Pasar del anglicanismo al catolicismo es siempre una complicación. Ser converso a mediados del siglo XIX en Inglaterra ya es haberse metido en un problema. Nació en 1801 y murió en 1890 y, en el medio del camino de su vida, exactamente en 1845, ingresa a la Iglesia Católica. Creo que se trata del converso más notable del siglo XIX, no solamente en Inglaterra. Lo curioso en un hombre tan afable, de reconocida inteligencia y ciencia, es que tuviera tantos enemigos y que todo le costara tanto y que buena parte de sus principales intuiciones e iniciativas quedaran truncas o malversadas o arrumbadas.
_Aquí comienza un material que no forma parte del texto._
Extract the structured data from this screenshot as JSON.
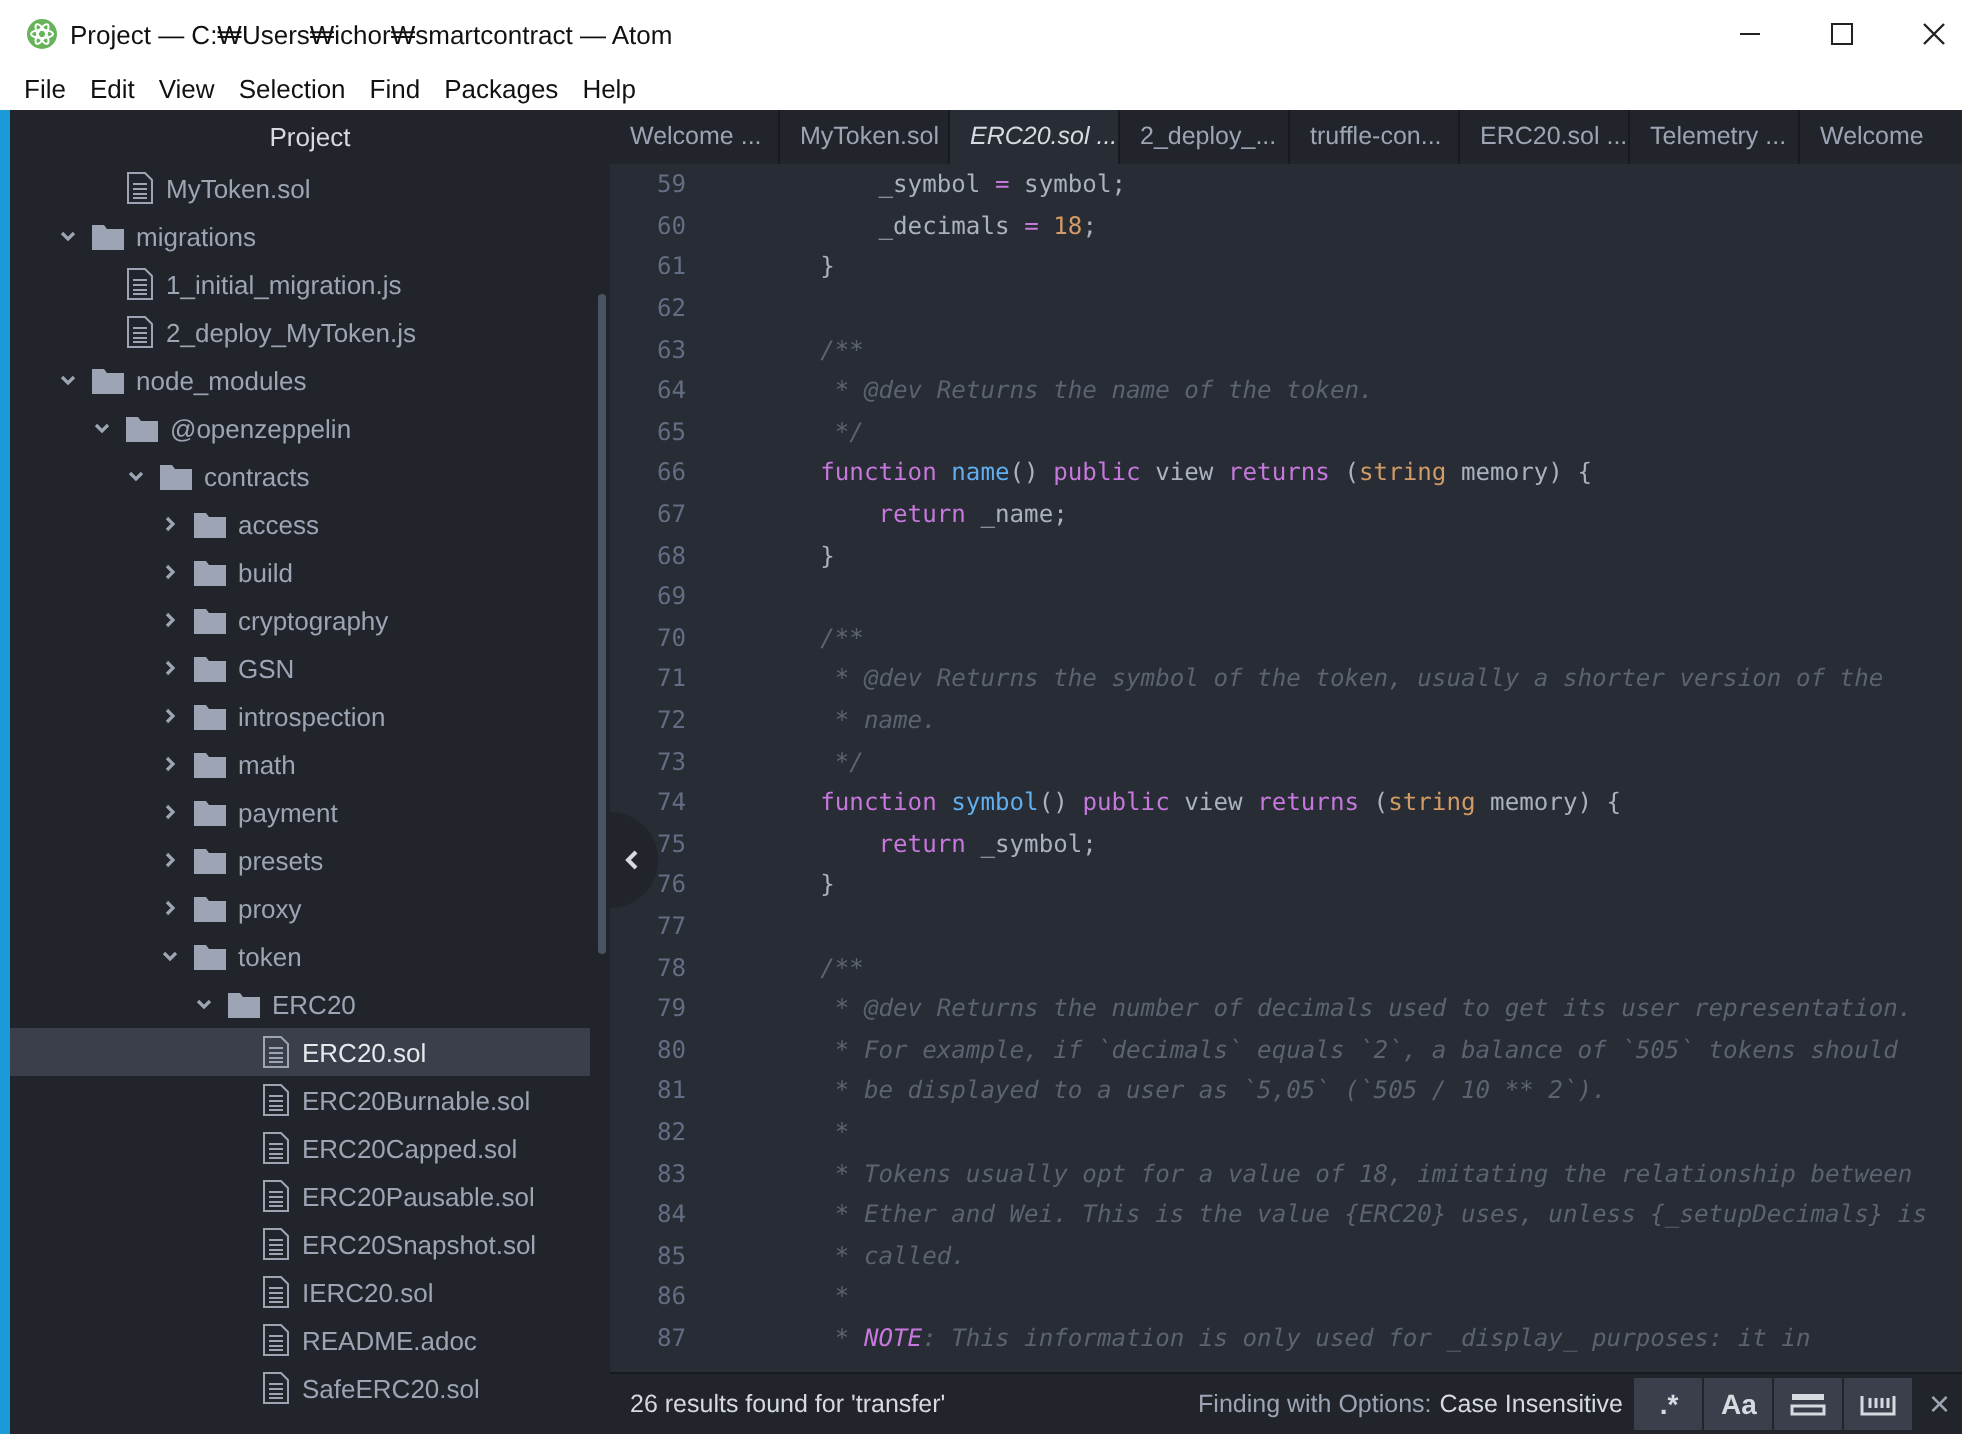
{
  "window": {
    "title": "Project — C:₩Users₩ichor₩smartcontract — Atom"
  },
  "menu": [
    "File",
    "Edit",
    "View",
    "Selection",
    "Find",
    "Packages",
    "Help"
  ],
  "sidebar": {
    "title": "Project",
    "partial_top": [
      {
        "name": "MyToken.sol",
        "kind": "file",
        "selected": false
      }
    ],
    "tree": [
      {
        "name": "migrations",
        "kind": "folder",
        "expanded": true,
        "selected": false,
        "children": [
          {
            "name": "1_initial_migration.js",
            "kind": "file",
            "selected": false
          },
          {
            "name": "2_deploy_MyToken.js",
            "kind": "file",
            "selected": false
          }
        ]
      },
      {
        "name": "node_modules",
        "kind": "folder",
        "expanded": true,
        "selected": false,
        "children": [
          {
            "name": "@openzeppelin",
            "kind": "folder",
            "expanded": true,
            "selected": false,
            "children": [
              {
                "name": "contracts",
                "kind": "folder",
                "expanded": true,
                "selected": false,
                "children": [
                  {
                    "name": "access",
                    "kind": "folder",
                    "expanded": false,
                    "selected": false
                  },
                  {
                    "name": "build",
                    "kind": "folder",
                    "expanded": false,
                    "selected": false
                  },
                  {
                    "name": "cryptography",
                    "kind": "folder",
                    "expanded": false,
                    "selected": false
                  },
                  {
                    "name": "GSN",
                    "kind": "folder",
                    "expanded": false,
                    "selected": false
                  },
                  {
                    "name": "introspection",
                    "kind": "folder",
                    "expanded": false,
                    "selected": false
                  },
                  {
                    "name": "math",
                    "kind": "folder",
                    "expanded": false,
                    "selected": false
                  },
                  {
                    "name": "payment",
                    "kind": "folder",
                    "expanded": false,
                    "selected": false
                  },
                  {
                    "name": "presets",
                    "kind": "folder",
                    "expanded": false,
                    "selected": false
                  },
                  {
                    "name": "proxy",
                    "kind": "folder",
                    "expanded": false,
                    "selected": false
                  },
                  {
                    "name": "token",
                    "kind": "folder",
                    "expanded": true,
                    "selected": false,
                    "children": [
                      {
                        "name": "ERC20",
                        "kind": "folder",
                        "expanded": true,
                        "selected": false,
                        "children": [
                          {
                            "name": "ERC20.sol",
                            "kind": "file",
                            "selected": true
                          },
                          {
                            "name": "ERC20Burnable.sol",
                            "kind": "file",
                            "selected": false
                          },
                          {
                            "name": "ERC20Capped.sol",
                            "kind": "file",
                            "selected": false
                          },
                          {
                            "name": "ERC20Pausable.sol",
                            "kind": "file",
                            "selected": false
                          },
                          {
                            "name": "ERC20Snapshot.sol",
                            "kind": "file",
                            "selected": false
                          },
                          {
                            "name": "IERC20.sol",
                            "kind": "file",
                            "selected": false
                          },
                          {
                            "name": "README.adoc",
                            "kind": "file",
                            "selected": false
                          },
                          {
                            "name": "SafeERC20.sol",
                            "kind": "file",
                            "selected": false
                          }
                        ]
                      }
                    ]
                  }
                ]
              }
            ]
          }
        ]
      }
    ]
  },
  "tabs": [
    {
      "label": "Welcome ...",
      "selected": false,
      "pending": false
    },
    {
      "label": "MyToken.sol",
      "selected": false,
      "pending": false
    },
    {
      "label": "ERC20.sol ...",
      "selected": true,
      "pending": true
    },
    {
      "label": "2_deploy_...",
      "selected": false,
      "pending": false
    },
    {
      "label": "truffle-con...",
      "selected": false,
      "pending": false
    },
    {
      "label": "ERC20.sol ...",
      "selected": false,
      "pending": false
    },
    {
      "label": "Telemetry ...",
      "selected": false,
      "pending": false
    },
    {
      "label": "Welcome",
      "selected": false,
      "pending": false
    }
  ],
  "editor": {
    "lines": [
      {
        "number": "59",
        "segments": [
          {
            "kind": "plain",
            "text": "        _symbol "
          },
          {
            "kind": "op",
            "text": "="
          },
          {
            "kind": "plain",
            "text": " symbol;"
          }
        ]
      },
      {
        "number": "60",
        "segments": [
          {
            "kind": "plain",
            "text": "        _decimals "
          },
          {
            "kind": "op",
            "text": "= "
          },
          {
            "kind": "number",
            "text": "18"
          },
          {
            "kind": "plain",
            "text": ";"
          }
        ]
      },
      {
        "number": "61",
        "segments": [
          {
            "kind": "plain",
            "text": "    }"
          }
        ]
      },
      {
        "number": "62"
      },
      {
        "number": "63",
        "segments": [
          {
            "kind": "comment",
            "text": "    /**"
          }
        ]
      },
      {
        "number": "64",
        "segments": [
          {
            "kind": "comment",
            "text": "     * @dev Returns the name of the token."
          }
        ]
      },
      {
        "number": "65",
        "segments": [
          {
            "kind": "comment",
            "text": "     */"
          }
        ]
      },
      {
        "number": "66",
        "segments": [
          {
            "kind": "keyword",
            "text": "    function "
          },
          {
            "kind": "function",
            "text": "name"
          },
          {
            "kind": "plain",
            "text": "() "
          },
          {
            "kind": "keyword",
            "text": "public"
          },
          {
            "kind": "plain",
            "text": " view "
          },
          {
            "kind": "keyword",
            "text": "returns"
          },
          {
            "kind": "plain",
            "text": " ("
          },
          {
            "kind": "type",
            "text": "string"
          },
          {
            "kind": "plain",
            "text": " memory) {"
          }
        ]
      },
      {
        "number": "67",
        "segments": [
          {
            "kind": "keyword",
            "text": "        return"
          },
          {
            "kind": "plain",
            "text": " _name;"
          }
        ]
      },
      {
        "number": "68",
        "segments": [
          {
            "kind": "plain",
            "text": "    }"
          }
        ]
      },
      {
        "number": "69"
      },
      {
        "number": "70",
        "segments": [
          {
            "kind": "comment",
            "text": "    /**"
          }
        ]
      },
      {
        "number": "71",
        "segments": [
          {
            "kind": "comment",
            "text": "     * @dev Returns the symbol of the token, usually a shorter version of the"
          }
        ]
      },
      {
        "number": "72",
        "segments": [
          {
            "kind": "comment",
            "text": "     * name."
          }
        ]
      },
      {
        "number": "73",
        "segments": [
          {
            "kind": "comment",
            "text": "     */"
          }
        ]
      },
      {
        "number": "74",
        "segments": [
          {
            "kind": "keyword",
            "text": "    function "
          },
          {
            "kind": "function",
            "text": "symbol"
          },
          {
            "kind": "plain",
            "text": "() "
          },
          {
            "kind": "keyword",
            "text": "public"
          },
          {
            "kind": "plain",
            "text": " view "
          },
          {
            "kind": "keyword",
            "text": "returns"
          },
          {
            "kind": "plain",
            "text": " ("
          },
          {
            "kind": "type",
            "text": "string"
          },
          {
            "kind": "plain",
            "text": " memory) {"
          }
        ]
      },
      {
        "number": "75",
        "segments": [
          {
            "kind": "keyword",
            "text": "        return"
          },
          {
            "kind": "plain",
            "text": " _symbol;"
          }
        ]
      },
      {
        "number": "76",
        "segments": [
          {
            "kind": "plain",
            "text": "    }"
          }
        ]
      },
      {
        "number": "77"
      },
      {
        "number": "78",
        "segments": [
          {
            "kind": "comment",
            "text": "    /**"
          }
        ]
      },
      {
        "number": "79",
        "segments": [
          {
            "kind": "comment",
            "text": "     * @dev Returns the number of decimals used to get its user representation."
          }
        ]
      },
      {
        "number": "80",
        "segments": [
          {
            "kind": "comment",
            "text": "     * For example, if `decimals` equals `2`, a balance of `505` tokens should"
          }
        ]
      },
      {
        "number": "81",
        "segments": [
          {
            "kind": "comment",
            "text": "     * be displayed to a user as `5,05` (`505 / 10 ** 2`)."
          }
        ]
      },
      {
        "number": "82",
        "segments": [
          {
            "kind": "comment",
            "text": "     *"
          }
        ]
      },
      {
        "number": "83",
        "segments": [
          {
            "kind": "comment",
            "text": "     * Tokens usually opt for a value of 18, imitating the relationship between"
          }
        ]
      },
      {
        "number": "84",
        "segments": [
          {
            "kind": "comment",
            "text": "     * Ether and Wei. This is the value {ERC20} uses, unless {_setupDecimals} is"
          }
        ]
      },
      {
        "number": "85",
        "segments": [
          {
            "kind": "comment",
            "text": "     * called."
          }
        ]
      },
      {
        "number": "86",
        "segments": [
          {
            "kind": "comment",
            "text": "     *"
          }
        ]
      },
      {
        "number": "87",
        "segments": [
          {
            "kind": "comment",
            "text": "     * "
          },
          {
            "kind": "note",
            "text": "NOTE"
          },
          {
            "kind": "comment",
            "text": ": This information is only used for _display_ purposes: it in"
          }
        ]
      }
    ]
  },
  "find_bar": {
    "results": "26 results found for 'transfer'",
    "options_label": "Finding with Options:",
    "options_value": "Case Insensitive",
    "toggles": [
      {
        "kind": "text",
        "label": ".*"
      },
      {
        "kind": "text",
        "label": "Aa"
      },
      {
        "kind": "selection"
      },
      {
        "kind": "word"
      }
    ],
    "close": "×"
  }
}
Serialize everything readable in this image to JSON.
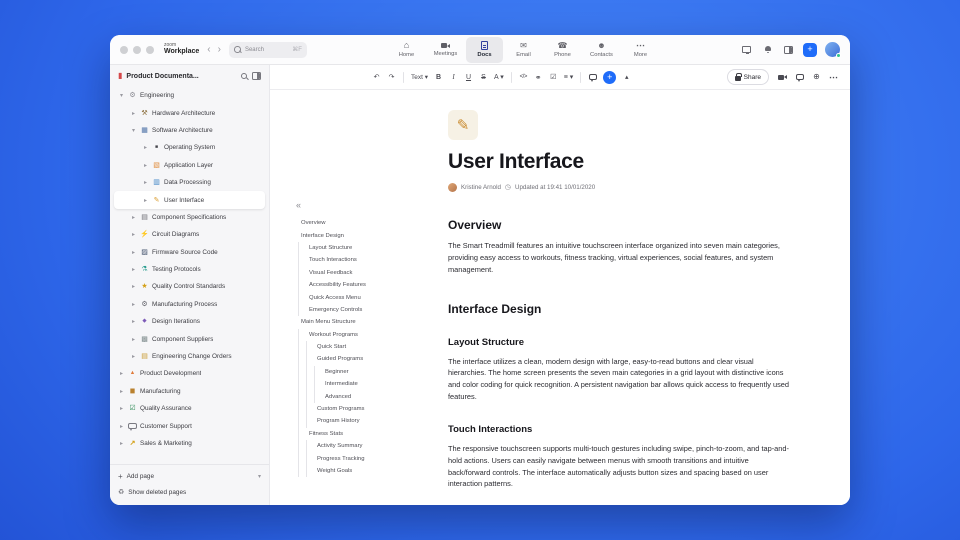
{
  "glyphs": {
    "expanded": "▾",
    "collapsed": "▸"
  },
  "titlebar": {
    "brand_top": "zoom",
    "brand_bottom": "Workplace",
    "back_glyph": "‹",
    "forward_glyph": "›",
    "search": {
      "placeholder": "Search",
      "shortcut": "⌘F"
    },
    "tabs": [
      {
        "name": "tab-home",
        "label": "Home",
        "icon": "home"
      },
      {
        "name": "tab-meetings",
        "label": "Meetings",
        "icon": "camera"
      },
      {
        "name": "tab-docs",
        "label": "Docs",
        "icon": "doc",
        "active": true
      },
      {
        "name": "tab-email",
        "label": "Email",
        "icon": "email"
      },
      {
        "name": "tab-phone",
        "label": "Phone",
        "icon": "phone"
      },
      {
        "name": "tab-contacts",
        "label": "Contacts",
        "icon": "contacts"
      },
      {
        "name": "tab-more",
        "label": "More",
        "icon": "more"
      }
    ],
    "right_icons": [
      {
        "name": "devices-button",
        "icon": "monitor"
      },
      {
        "name": "notifications-button",
        "icon": "bell"
      },
      {
        "name": "panel-toggle-button",
        "icon": "panel"
      }
    ],
    "plus_label": "+"
  },
  "sidebar": {
    "icon": "notebook-red",
    "title": "Product Documenta...",
    "plus_glyph": "+",
    "collapse_glyph": "▾",
    "add_page": "Add page",
    "show_deleted": "Show deleted pages",
    "tree": [
      {
        "label": "Engineering",
        "depth": 0,
        "expanded": true,
        "icon": "gear",
        "icon_color": "#8a8a92"
      },
      {
        "label": "Hardware Architecture",
        "depth": 1,
        "expanded": false,
        "icon": "hammer",
        "icon_color": "#8a6d3b"
      },
      {
        "label": "Software Architecture",
        "depth": 1,
        "expanded": true,
        "icon": "grid",
        "icon_color": "#4a6fa5"
      },
      {
        "label": "Operating System",
        "depth": 2,
        "expanded": false,
        "icon": "square",
        "icon_color": "#44444c"
      },
      {
        "label": "Application Layer",
        "depth": 2,
        "expanded": false,
        "icon": "layers",
        "icon_color": "#e08b3a"
      },
      {
        "label": "Data Processing",
        "depth": 2,
        "expanded": false,
        "icon": "rows",
        "icon_color": "#3b82c4"
      },
      {
        "label": "User Interface",
        "depth": 2,
        "expanded": false,
        "icon": "pencil",
        "icon_color": "#d99a2b",
        "selected": true
      },
      {
        "label": "Component Specifications",
        "depth": 1,
        "expanded": false,
        "icon": "doclines",
        "icon_color": "#6b6b72"
      },
      {
        "label": "Circuit Diagrams",
        "depth": 1,
        "expanded": false,
        "icon": "bolt",
        "icon_color": "#2f9e5f"
      },
      {
        "label": "Firmware Source Code",
        "depth": 1,
        "expanded": false,
        "icon": "chip",
        "icon_color": "#3a4a66"
      },
      {
        "label": "Testing Protocols",
        "depth": 1,
        "expanded": false,
        "icon": "flask",
        "icon_color": "#2a9d8f"
      },
      {
        "label": "Quality Control Standards",
        "depth": 1,
        "expanded": false,
        "icon": "star",
        "icon_color": "#d4a017"
      },
      {
        "label": "Manufacturing Process",
        "depth": 1,
        "expanded": false,
        "icon": "gear",
        "icon_color": "#64646c"
      },
      {
        "label": "Design Iterations",
        "depth": 1,
        "expanded": false,
        "icon": "diamond",
        "icon_color": "#7d5bb8"
      },
      {
        "label": "Component Suppliers",
        "depth": 1,
        "expanded": false,
        "icon": "box",
        "icon_color": "#7f8c8d"
      },
      {
        "label": "Engineering Change Orders",
        "depth": 1,
        "expanded": false,
        "icon": "doclines",
        "icon_color": "#c99a2e"
      },
      {
        "label": "Product Development",
        "depth": 0,
        "expanded": false,
        "icon": "rocket",
        "icon_color": "#e07a3a"
      },
      {
        "label": "Manufacturing",
        "depth": 0,
        "expanded": false,
        "icon": "building",
        "icon_color": "#b9812f"
      },
      {
        "label": "Quality Assurance",
        "depth": 0,
        "expanded": false,
        "icon": "check",
        "icon_color": "#2e8b57"
      },
      {
        "label": "Customer Support",
        "depth": 0,
        "expanded": false,
        "icon": "chat",
        "icon_color": "#7a7a82"
      },
      {
        "label": "Sales & Marketing",
        "depth": 0,
        "expanded": false,
        "icon": "trend",
        "icon_color": "#d4a017"
      }
    ]
  },
  "toolbar": {
    "items": [
      {
        "name": "undo-button",
        "glyph": "↶"
      },
      {
        "name": "redo-button",
        "glyph": "↷"
      },
      {
        "name": "divider"
      },
      {
        "name": "text-style-dropdown",
        "glyph": "Text ▾"
      },
      {
        "name": "bold-button",
        "glyph": "B"
      },
      {
        "name": "italic-button",
        "glyph": "I"
      },
      {
        "name": "underline-button",
        "glyph": "U"
      },
      {
        "name": "strikethrough-button",
        "glyph": "S"
      },
      {
        "name": "text-color-button",
        "glyph": "A ▾"
      },
      {
        "name": "divider"
      },
      {
        "name": "code-button",
        "glyph": "</>"
      },
      {
        "name": "link-button",
        "icon": "link-rings"
      },
      {
        "name": "checklist-button",
        "glyph": "☑"
      },
      {
        "name": "align-button",
        "glyph": "≡ ▾"
      },
      {
        "name": "divider"
      },
      {
        "name": "comment-button",
        "icon": "chat"
      },
      {
        "name": "insert-button",
        "glyph": "+"
      },
      {
        "name": "collapse-toolbar-button",
        "glyph": "▴"
      }
    ],
    "avatars": [
      {
        "color": "#e09a66"
      },
      {
        "color": "#8c6fd9"
      },
      {
        "color": "#5f9dd9"
      }
    ],
    "share_label": "Share",
    "right_icons": [
      {
        "name": "video-button",
        "icon": "camera"
      },
      {
        "name": "chat-button",
        "icon": "chat"
      },
      {
        "name": "globe-button",
        "icon": "globe"
      },
      {
        "name": "more-options-button",
        "icon": "more"
      }
    ]
  },
  "outline": {
    "collapse_glyph": "«",
    "items": [
      {
        "label": "Overview",
        "depth": 0
      },
      {
        "label": "Interface Design",
        "depth": 0
      },
      {
        "label": "Layout Structure",
        "depth": 1
      },
      {
        "label": "Touch Interactions",
        "depth": 1
      },
      {
        "label": "Visual Feedback",
        "depth": 1
      },
      {
        "label": "Accessibility Features",
        "depth": 1
      },
      {
        "label": "Quick Access Menu",
        "depth": 1
      },
      {
        "label": "Emergency Controls",
        "depth": 1
      },
      {
        "label": "Main Menu Structure",
        "depth": 0
      },
      {
        "label": "Workout Programs",
        "depth": 1
      },
      {
        "label": "Quick Start",
        "depth": 2
      },
      {
        "label": "Guided Programs",
        "depth": 2
      },
      {
        "label": "Beginner",
        "depth": 3
      },
      {
        "label": "Intermediate",
        "depth": 3
      },
      {
        "label": "Advanced",
        "depth": 3
      },
      {
        "label": "Custom Programs",
        "depth": 2
      },
      {
        "label": "Program History",
        "depth": 2
      },
      {
        "label": "Fitness Stats",
        "depth": 1
      },
      {
        "label": "Activity Summary",
        "depth": 2
      },
      {
        "label": "Progress Tracking",
        "depth": 2
      },
      {
        "label": "Weight Goals",
        "depth": 2
      }
    ]
  },
  "document": {
    "icon": "pencil",
    "title": "User Interface",
    "author": "Kristine Arnold",
    "updated": "Updated at 19:41 10/01/2020",
    "overview": {
      "heading": "Overview",
      "text": "The Smart Treadmill features an intuitive touchscreen interface organized into seven main categories, providing easy access to workouts, fitness tracking, virtual experiences, social features, and system management."
    },
    "interface_design": {
      "heading": "Interface Design"
    },
    "layout_structure": {
      "heading": "Layout Structure",
      "text": "The interface utilizes a clean, modern design with large, easy-to-read buttons and clear visual hierarchies. The home screen presents the seven main categories in a grid layout with distinctive icons and color coding for quick recognition. A persistent navigation bar allows quick access to frequently used features."
    },
    "touch_interactions": {
      "heading": "Touch Interactions",
      "text": "The responsive touchscreen supports multi-touch gestures including swipe, pinch-to-zoom, and tap-and-hold actions. Users can easily navigate between menus with smooth transitions and intuitive back/forward controls. The interface automatically adjusts button sizes and spacing based on user interaction patterns."
    }
  }
}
O quizá no tan curioso. De hecho, tuvo tantos amigos como enemigos en ambas iglesias. Sorprende al mismo tiempo su coraje y su determinación. De hecho, aunque no estuvo nunca solo en su accidentado peregrinaje espiritual y cultural, da la impresión de que junto a él no había nadie.
Su obra es inmensa en variedad y en calidad, y su esfuerzo por producir una verdadera primavera en la fe y en la cultura inglesa y, una vez convertido, en el catolicismo no solamente inglés, parece una tarea sobrehumana.
No hay modo de evitar el penoso pensamiento de que ha sido un hombre desaprovechado. Y que, por lo mismo que impresionan su potencia y originalidad, corre siempre el riesgo de ser aprovechado frívolamente. Los designios divinos son difíciles de entender para los hombres, ciertamente. Pero si con Newman nos hubiera sido enviado un profeta, en primer lugar fue tratado como los del Antiguo Testamento. En segundo lugar, no es al profeta al que se ha destratado.
Entre muchos otros, el caso de la Universidad de Dublín, entre 1853 y 1858, es un episodio más pero muy significativo. Lo convoca el arzobispo de Armagh, el primado de Irlanda, para formar una universidad.
Dice uno de sus biógrafos: "cuando finalmente vio que todo iba a ser un asunto irlandés y clerical... renunció en 1858".